Mention of the other protest camps is sadly lacking, even there. Occasionally, if extraordinary news breaks, updates will filter out and thoughts turn briefly to other camped-out protesters. But for the most part it’s out of sight, out of mind.
A group hoping to establish a protest beachhead in Auckland piggybacked off the Freedom and Rights Coalition’s Harbour Bridge march on Saturday to establish the Tāmaki Makaurau Freedom Camp. But rather than set up tents in Victoria Park, where the march’s thousands of participants ended up, they moved across town to the Auckland Domain where they were largely unnoticed by most of the city. Police blocked roads into the Domain to prevent more people joining, and the council issued bylaw breach notices to demand the campers leave.
By Tuesday afternoon the camp’s Telegram channel reported “there’s only 12 including kids on site”.
And, due to the fragmented nature of the protest movement, a different group of protest supporters led by a QAnon-promoting Telegram influencer were discussing their own separate Auckland-based protest days after the Domain protesters had first pitched their tents.
Another Telegram conspiracy influencer, Karen Brewer, has been frustrated that her appeals to shift the protest to the governor general’s official residences in Auckland and Wellington have been drowned out by the parliament occupation. Brewer has been appealing to believers to gather outside the official homes of Dame Cindy Kiro in order to demand she dissolve parliament and issue a writ for a new election. A small number of her supporters have been meeting outside government house in Auckland to take turns stepping up to the gate in order to shout their demands at the presumably empty house.
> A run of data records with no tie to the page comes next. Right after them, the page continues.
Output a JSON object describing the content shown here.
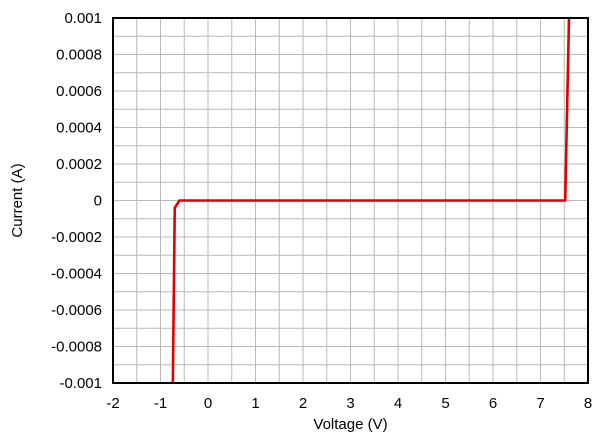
{
  "chart_data": {
    "type": "line",
    "title": "",
    "xlabel": "Voltage (V)",
    "ylabel": "Current (A)",
    "xlim": [
      -2,
      8
    ],
    "ylim": [
      -0.001,
      0.001
    ],
    "x_ticks": [
      "-2",
      "-1",
      "0",
      "1",
      "2",
      "3",
      "4",
      "5",
      "6",
      "7",
      "8"
    ],
    "y_ticks": [
      "-0.001",
      "-0.0008",
      "-0.0006",
      "-0.0004",
      "-0.0002",
      "0",
      "0.0002",
      "0.0004",
      "0.0006",
      "0.0008",
      "0.001"
    ],
    "x_tick_values": [
      -2,
      -1,
      0,
      1,
      2,
      3,
      4,
      5,
      6,
      7,
      8
    ],
    "y_tick_values": [
      -0.001,
      -0.0008,
      -0.0006,
      -0.0004,
      -0.0002,
      0,
      0.0002,
      0.0004,
      0.0006,
      0.0008,
      0.001
    ],
    "x_minor_step": 0.5,
    "y_minor_step": 0.0001,
    "grid": true,
    "legend": "none",
    "series": [
      {
        "color": "#e00000",
        "x": [
          -0.74,
          -0.7,
          -0.6,
          7.52,
          7.6
        ],
        "y": [
          -0.001,
          -4e-05,
          0,
          0,
          0.001
        ]
      }
    ],
    "colors": {
      "grid": "#b9b9b9",
      "frame": "#000000",
      "line": "#e00000"
    }
  }
}
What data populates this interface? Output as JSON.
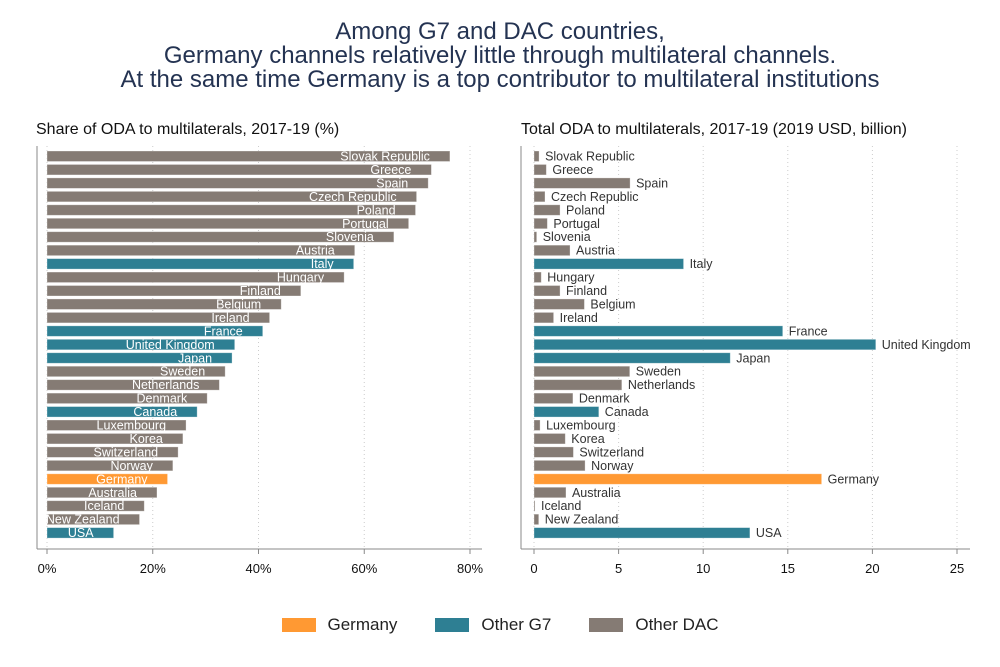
{
  "title_lines": [
    "Among G7 and DAC countries,",
    "Germany channels relatively little through multilateral channels.",
    "At the same time Germany is a top contributor to multilateral institutions"
  ],
  "colors": {
    "Germany": "#ff9933",
    "Other G7": "#2e7f93",
    "Other DAC": "#857b74"
  },
  "legend": [
    "Germany",
    "Other G7",
    "Other DAC"
  ],
  "chart_data": [
    {
      "type": "bar",
      "orientation": "horizontal",
      "title": "Share of ODA to multilaterals, 2017-19 (%)",
      "xlim": [
        0,
        80
      ],
      "ticks": [
        0,
        20,
        40,
        60,
        80
      ],
      "tick_labels": [
        "0%",
        "20%",
        "40%",
        "60%",
        "80%"
      ],
      "grid": true,
      "label_position": "inside-end",
      "categories": [
        "Slovak Republic",
        "Greece",
        "Spain",
        "Czech Republic",
        "Poland",
        "Portugal",
        "Slovenia",
        "Austria",
        "Italy",
        "Hungary",
        "Finland",
        "Belgium",
        "Ireland",
        "France",
        "United Kingdom",
        "Japan",
        "Sweden",
        "Netherlands",
        "Denmark",
        "Canada",
        "Luxembourg",
        "Korea",
        "Switzerland",
        "Norway",
        "Germany",
        "Australia",
        "Iceland",
        "New Zealand",
        "USA"
      ],
      "groups": [
        "Other DAC",
        "Other DAC",
        "Other DAC",
        "Other DAC",
        "Other DAC",
        "Other DAC",
        "Other DAC",
        "Other DAC",
        "Other G7",
        "Other DAC",
        "Other DAC",
        "Other DAC",
        "Other DAC",
        "Other G7",
        "Other G7",
        "Other G7",
        "Other DAC",
        "Other DAC",
        "Other DAC",
        "Other G7",
        "Other DAC",
        "Other DAC",
        "Other DAC",
        "Other DAC",
        "Germany",
        "Other DAC",
        "Other DAC",
        "Other DAC",
        "Other G7"
      ],
      "values": [
        76.2,
        72.7,
        72.1,
        69.9,
        69.7,
        68.4,
        65.6,
        58.2,
        58.0,
        56.2,
        48.0,
        44.3,
        42.1,
        40.8,
        35.5,
        35.0,
        33.7,
        32.6,
        30.3,
        28.4,
        26.3,
        25.7,
        24.8,
        23.8,
        22.8,
        20.8,
        18.4,
        17.5,
        12.6
      ]
    },
    {
      "type": "bar",
      "orientation": "horizontal",
      "title": "Total ODA to multilaterals, 2017-19 (2019 USD, billion)",
      "xlim": [
        0,
        25
      ],
      "ticks": [
        0,
        5,
        10,
        15,
        20,
        25
      ],
      "tick_labels": [
        "0",
        "5",
        "10",
        "15",
        "20",
        "25"
      ],
      "grid": true,
      "label_position": "outside-end",
      "categories": [
        "Slovak Republic",
        "Greece",
        "Spain",
        "Czech Republic",
        "Poland",
        "Portugal",
        "Slovenia",
        "Austria",
        "Italy",
        "Hungary",
        "Finland",
        "Belgium",
        "Ireland",
        "France",
        "United Kingdom",
        "Japan",
        "Sweden",
        "Netherlands",
        "Denmark",
        "Canada",
        "Luxembourg",
        "Korea",
        "Switzerland",
        "Norway",
        "Germany",
        "Australia",
        "Iceland",
        "New Zealand",
        "USA"
      ],
      "groups": [
        "Other DAC",
        "Other DAC",
        "Other DAC",
        "Other DAC",
        "Other DAC",
        "Other DAC",
        "Other DAC",
        "Other DAC",
        "Other G7",
        "Other DAC",
        "Other DAC",
        "Other DAC",
        "Other DAC",
        "Other G7",
        "Other G7",
        "Other G7",
        "Other DAC",
        "Other DAC",
        "Other DAC",
        "Other G7",
        "Other DAC",
        "Other DAC",
        "Other DAC",
        "Other DAC",
        "Germany",
        "Other DAC",
        "Other DAC",
        "Other DAC",
        "Other G7"
      ],
      "values": [
        0.3,
        0.73,
        5.68,
        0.65,
        1.54,
        0.79,
        0.16,
        2.13,
        8.84,
        0.43,
        1.54,
        2.98,
        1.16,
        14.7,
        20.2,
        11.6,
        5.66,
        5.19,
        2.3,
        3.83,
        0.36,
        1.85,
        2.33,
        3.02,
        17.0,
        1.89,
        0.06,
        0.28,
        12.76
      ]
    }
  ]
}
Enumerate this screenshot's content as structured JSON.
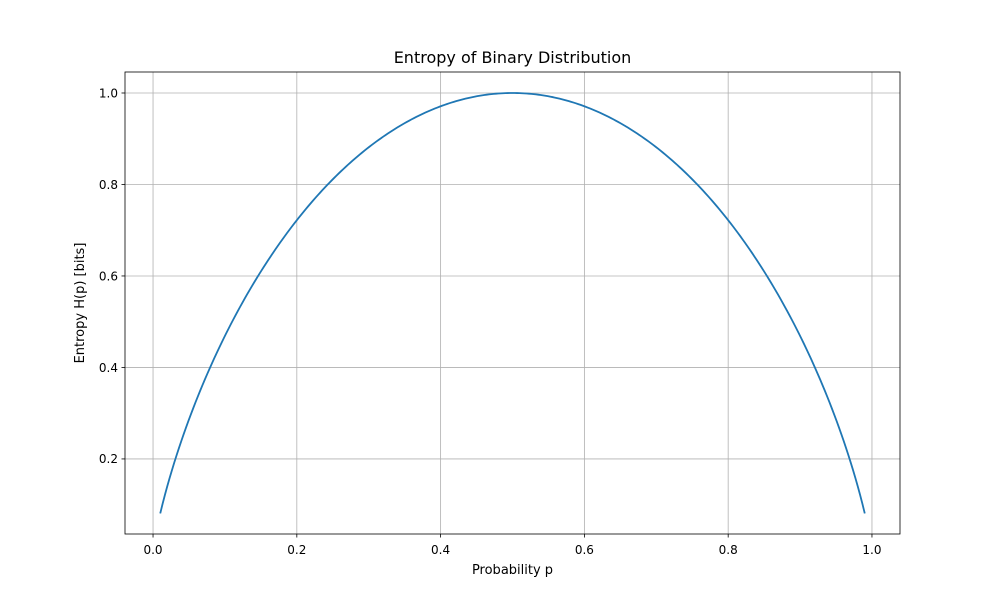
{
  "chart_data": {
    "type": "line",
    "title": "Entropy of Binary Distribution",
    "xlabel": "Probability p",
    "ylabel": "Entropy H(p) [bits]",
    "xlim": [
      -0.039,
      1.039
    ],
    "ylim": [
      0.0359,
      1.0459
    ],
    "xticks": [
      0.0,
      0.2,
      0.4,
      0.6,
      0.8,
      1.0
    ],
    "xtick_labels": [
      "0.0",
      "0.2",
      "0.4",
      "0.6",
      "0.8",
      "1.0"
    ],
    "yticks": [
      0.2,
      0.4,
      0.6,
      0.8,
      1.0
    ],
    "ytick_labels": [
      "0.2",
      "0.4",
      "0.6",
      "0.8",
      "1.0"
    ],
    "grid": true,
    "legend": "none",
    "series": [
      {
        "color": "#1f77b4",
        "x": [
          0.01,
          0.02,
          0.03,
          0.05,
          0.07,
          0.1,
          0.15,
          0.2,
          0.25,
          0.3,
          0.35,
          0.4,
          0.45,
          0.5,
          0.55,
          0.6,
          0.65,
          0.7,
          0.75,
          0.8,
          0.85,
          0.9,
          0.93,
          0.95,
          0.97,
          0.98,
          0.99
        ],
        "y": [
          0.081,
          0.141,
          0.194,
          0.286,
          0.366,
          0.469,
          0.61,
          0.722,
          0.811,
          0.881,
          0.934,
          0.971,
          0.993,
          1.0,
          0.993,
          0.971,
          0.934,
          0.881,
          0.811,
          0.722,
          0.61,
          0.469,
          0.366,
          0.286,
          0.194,
          0.141,
          0.081
        ]
      }
    ]
  }
}
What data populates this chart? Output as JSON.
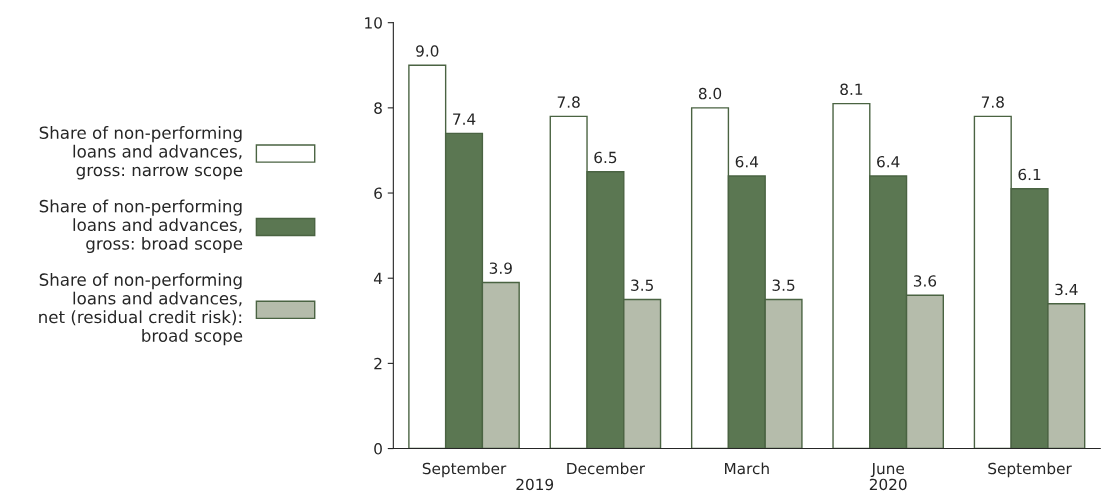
{
  "chart_data": {
    "type": "bar",
    "categories": [
      "September",
      "December",
      "March",
      "June",
      "September"
    ],
    "series": [
      {
        "name": "Share of non-performing\nloans and advances,\ngross: narrow scope",
        "color": "#ffffff",
        "values": [
          9.0,
          7.8,
          8.0,
          8.1,
          7.8
        ],
        "value_labels": [
          "9.0",
          "7.8",
          "8.0",
          "8.1",
          "7.8"
        ]
      },
      {
        "name": "Share of non-performing\nloans and advances,\ngross: broad scope",
        "color": "#5b7752",
        "values": [
          7.4,
          6.5,
          6.4,
          6.4,
          6.1
        ],
        "value_labels": [
          "7.4",
          "6.5",
          "6.4",
          "6.4",
          "6.1"
        ]
      },
      {
        "name": "Share of non-performing\nloans and advances,\nnet (residual credit risk):\nbroad scope",
        "color": "#b5bcab",
        "values": [
          3.9,
          3.5,
          3.5,
          3.6,
          3.4
        ],
        "value_labels": [
          "3.9",
          "3.5",
          "3.5",
          "3.6",
          "3.4"
        ]
      }
    ],
    "annotations": [
      "2019",
      "2020"
    ],
    "ylim": [
      0,
      10
    ],
    "yticks": [
      0,
      2,
      4,
      6,
      8,
      10
    ],
    "grid": false,
    "legend": "left"
  }
}
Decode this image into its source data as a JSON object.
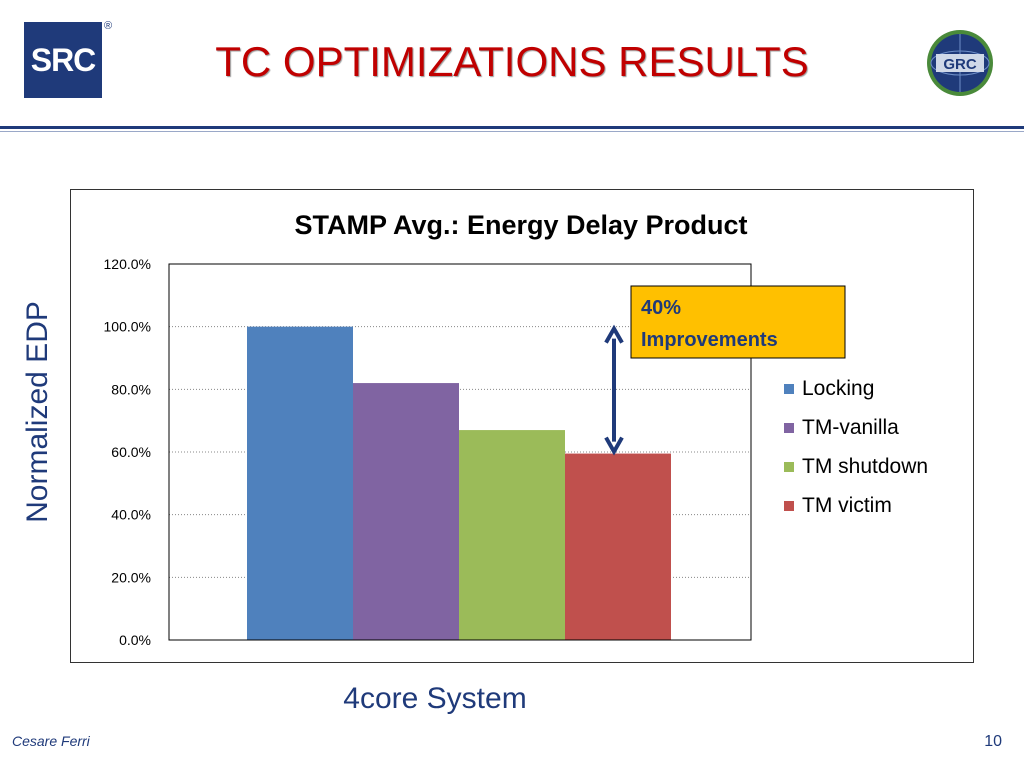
{
  "header": {
    "title": "TC OPTIMIZATIONS RESULTS",
    "left_logo_text": "SRC",
    "left_logo_mark": "®",
    "right_logo_text": "GRC"
  },
  "footer": {
    "author": "Cesare Ferri",
    "page_number": "10"
  },
  "axis_labels": {
    "y": "Normalized  EDP",
    "x": "4core System"
  },
  "annotation": {
    "line1": "40%",
    "line2": "Improvements",
    "box_color": "#ffc000"
  },
  "chart_data": {
    "type": "bar",
    "title": "STAMP Avg.: Energy Delay Product",
    "ylim": [
      0,
      120
    ],
    "yticks": [
      "0.0%",
      "20.0%",
      "40.0%",
      "60.0%",
      "80.0%",
      "100.0%",
      "120.0%"
    ],
    "ytick_values": [
      0,
      20,
      40,
      60,
      80,
      100,
      120
    ],
    "grid": true,
    "legend_position": "right",
    "series": [
      {
        "name": "Locking",
        "values": [
          100
        ],
        "color": "#4f81bd"
      },
      {
        "name": "TM-vanilla",
        "values": [
          82
        ],
        "color": "#8064a2"
      },
      {
        "name": "TM shutdown",
        "values": [
          67
        ],
        "color": "#9bbb59"
      },
      {
        "name": "TM victim",
        "values": [
          59.5
        ],
        "color": "#c0504d"
      }
    ]
  }
}
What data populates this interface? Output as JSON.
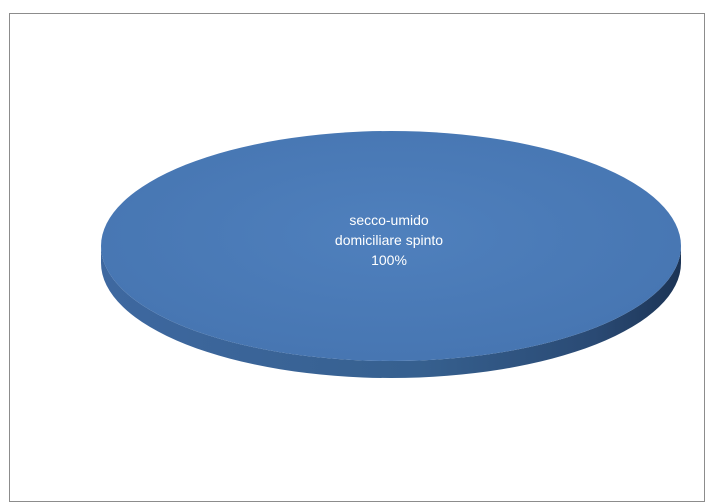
{
  "chart_data": {
    "type": "pie",
    "title": "",
    "legend": "none",
    "colors": {
      "top": "#4b7bb7",
      "side_light": "#3f6aa0",
      "side_dark": "#1f3a5f"
    },
    "slices": [
      {
        "category": "secco-umido domiciliare spinto",
        "label_lines": [
          "secco-umido",
          "domiciliare spinto"
        ],
        "value": 100,
        "percent_label": "100%",
        "color": "#4b7bb7"
      }
    ]
  }
}
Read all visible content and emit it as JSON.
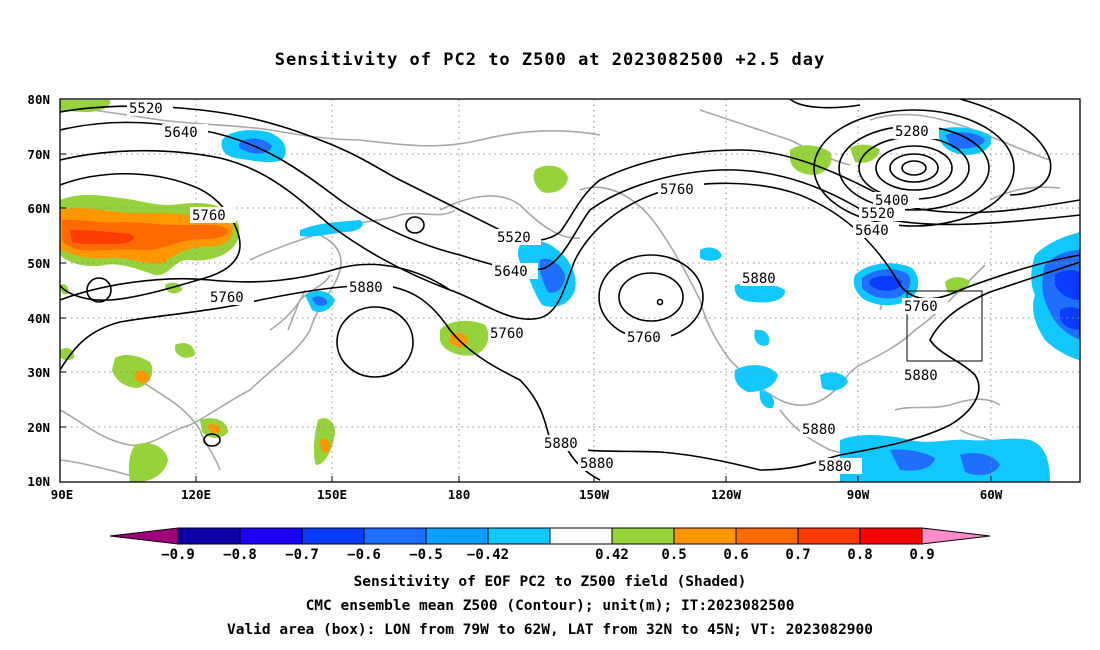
{
  "title": "Sensitivity of PC2 to Z500 at 2023082500 +2.5 day",
  "map": {
    "lat_labels": [
      "80N",
      "70N",
      "60N",
      "50N",
      "40N",
      "30N",
      "20N",
      "10N"
    ],
    "lon_labels": [
      "90E",
      "120E",
      "150E",
      "180",
      "150W",
      "120W",
      "90W",
      "60W"
    ],
    "contour_labels": [
      "5520",
      "5640",
      "5760",
      "5880",
      "5760",
      "5520",
      "5640",
      "5760",
      "5880",
      "5760",
      "5760",
      "5880",
      "5880",
      "5880",
      "5880",
      "5280",
      "5400",
      "5520",
      "5640",
      "5760",
      "5880",
      "5880"
    ],
    "box": {
      "lon_from": "79W",
      "lon_to": "62W",
      "lat_from": "32N",
      "lat_to": "45N"
    }
  },
  "colorbar": {
    "colors": [
      "#a0007a",
      "#0a00a8",
      "#1c00ff",
      "#0a3cff",
      "#1f6eff",
      "#0aa0ff",
      "#10c8ff",
      "#ffffff",
      "#96d23c",
      "#ff9800",
      "#ff6a00",
      "#ff3c00",
      "#ff0000",
      "#ff8cc8"
    ],
    "labels": [
      "−0.9",
      "−0.8",
      "−0.7",
      "−0.6",
      "−0.5",
      "−0.42",
      "0.42",
      "0.5",
      "0.6",
      "0.7",
      "0.8",
      "0.9"
    ]
  },
  "captions": [
    "Sensitivity of EOF PC2 to Z500 field (Shaded)",
    "CMC ensemble mean Z500 (Contour); unit(m); IT:2023082500",
    "Valid area (box): LON from 79W to 62W, LAT from 32N to 45N; VT: 2023082900"
  ]
}
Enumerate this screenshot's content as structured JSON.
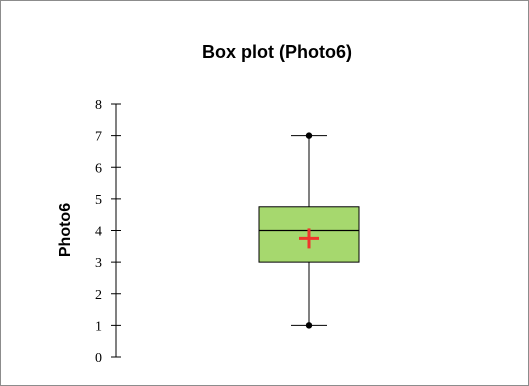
{
  "chart_data": {
    "type": "box",
    "title": "Box plot (Photo6)",
    "xlabel": "",
    "ylabel": "Photo6",
    "ylim": [
      0,
      8
    ],
    "yticks": [
      "0",
      "1",
      "2",
      "3",
      "4",
      "5",
      "6",
      "7",
      "8"
    ],
    "grid": false,
    "series": [
      {
        "min": 1,
        "q1": 3,
        "median": 4,
        "q3": 4.75,
        "max": 7,
        "mean": 3.75
      }
    ],
    "colors": {
      "box_fill": "#a6d86e",
      "box_stroke": "#000000",
      "mean_marker": "#f0342c"
    }
  }
}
The success of the Wellington protest that inspired copycat events has also, ironically, consigned them to the sidelines. With all eyes on parliament’s long-deceased lawn, there’s been little attention paid to the smaller actions around the country for those trying to join in closer to their own homes. The media aren’t that interested, and even supporters have only so much love to give, and it’s all headed for the capital. But with police making it clear they’ve run out of patience in Wellington, the outposts may soon find themselves the centre of attention.